Rendra kembali ke kursinya dan sibuk dengan beberapa berkas yang harus ia tandatangani. Hari ini pekerjaannya lumayan banyak, tapi karena Maira minta di jemput jadilah dia meninggalkan pekerjaannya itu. Sekarang dia harus kembali dan menyelesaikan pekerjaannya hari ini juga. Ia sesekali melirik Maira yang terlihat tertidur pulas denga posisi tidak nyaman.

Rendra tersenyum simpul melihat gadis yang biasanya galak itu tetiba jinak dengan alasan yang tidak jelas. Meskipun masih bingung, tapi ia menikmati kebersamaan mereka saat ini. Di tambah lagi dengan tidak banyaknya kalimat pedas yang terlontar dari mulut gadis cantik itu.

Pekerjaan Rendra akhirnya selesai tepat jarum jam menunjuk ke angka 5. Ia heran mengapa Maira tetap pulas meskipun sudah tertidur lebih dari 2 jam. Dengan segera ia menghampiri Maira. Tangannya terulur ke kening gadis cantik itu saat melihat buliran keringat dingin mengalir disana.
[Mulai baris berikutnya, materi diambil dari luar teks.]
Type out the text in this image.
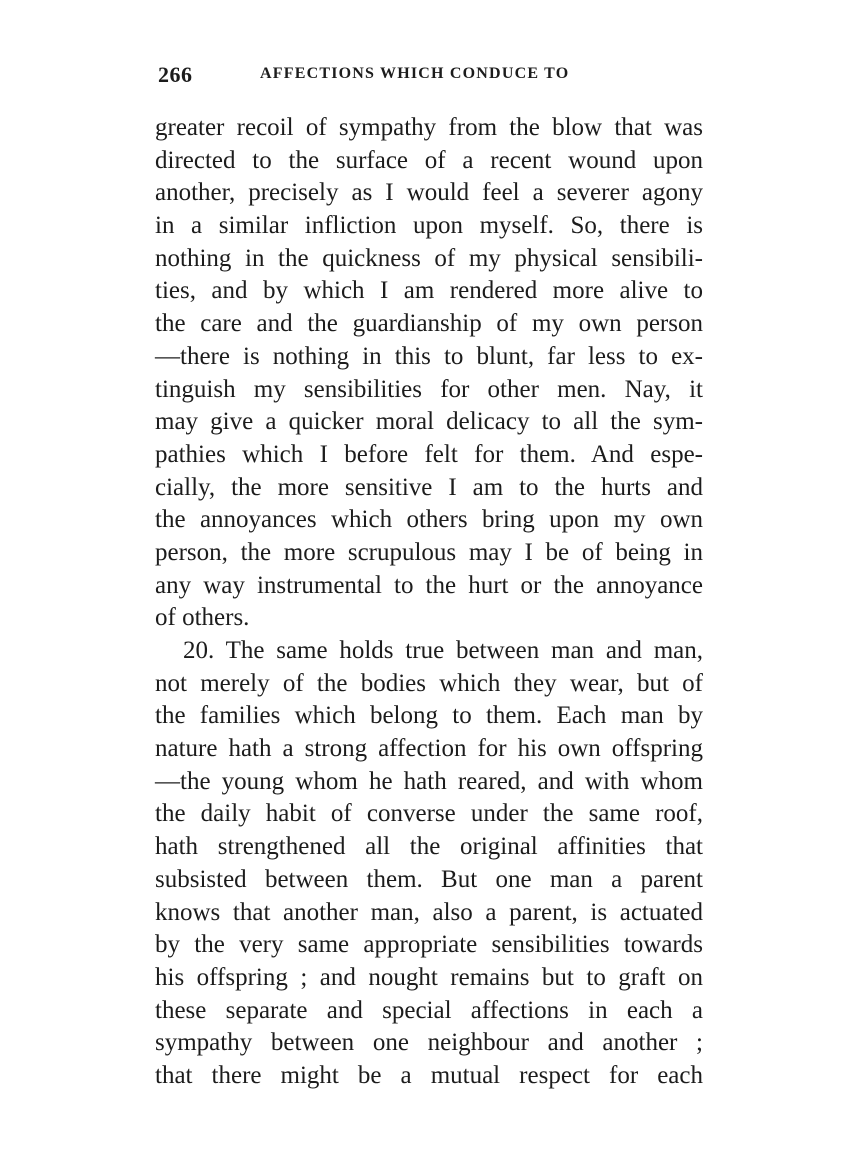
266	AFFECTIONS WHICH CONDUCE TO
greater recoil of sympathy from the blow that was
directed to the surface of a recent wound upon
another, precisely as I would feel a severer agony
in a similar infliction upon myself. So, there is
nothing in the quickness of my physical sensibili-
ties, and by which I am rendered more alive to
the care and the guardianship of my own person
—there is nothing in this to blunt, far less to ex-
tinguish my sensibilities for other men. Nay, it
may give a quicker moral delicacy to all the sym-
pathies which I before felt for them. And espe-
cially, the more sensitive I am to the hurts and
the annoyances which others bring upon my own
person, the more scrupulous may I be of being in
any way instrumental to the hurt or the annoyance
of others.
20. The same holds true between man and man,
not merely of the bodies which they wear, but of
the families which belong to them. Each man by
nature hath a strong affection for his own offspring
—the young whom he hath reared, and with whom
the daily habit of converse under the same roof,
hath strengthened all the original affinities that
subsisted between them. But one man a parent
knows that another man, also a parent, is actuated
by the very same appropriate sensibilities towards
his offspring ; and nought remains but to graft on
these separate and special affections in each a
sympathy between one neighbour and another ;
that there might be a mutual respect for each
Rendra terkesiap saat mendapati Maira demam tinggi. Ia langsung mengangkat tubuh Maira dan membawanya pulang ke rumahnya.

Ia sudah memberitahu bundanya agar menelpon dokter keluarga ke rumah untuk memeriksa Maira.

Sampai di rumah, Rendra langsung membawa Maira ke kamarnya untuk di periksa dokter Indra.

"Maira cuma capek, Ndra. Dia kayaknya banyak pikiran." Kata lelaki yang disapa kakak oleh Rendra itu.

Rendra hanya diam sembari mengusap sayang puncak kepala Maira. Ia bahkan tak tahu bahwa Indra sudah pamit pulang.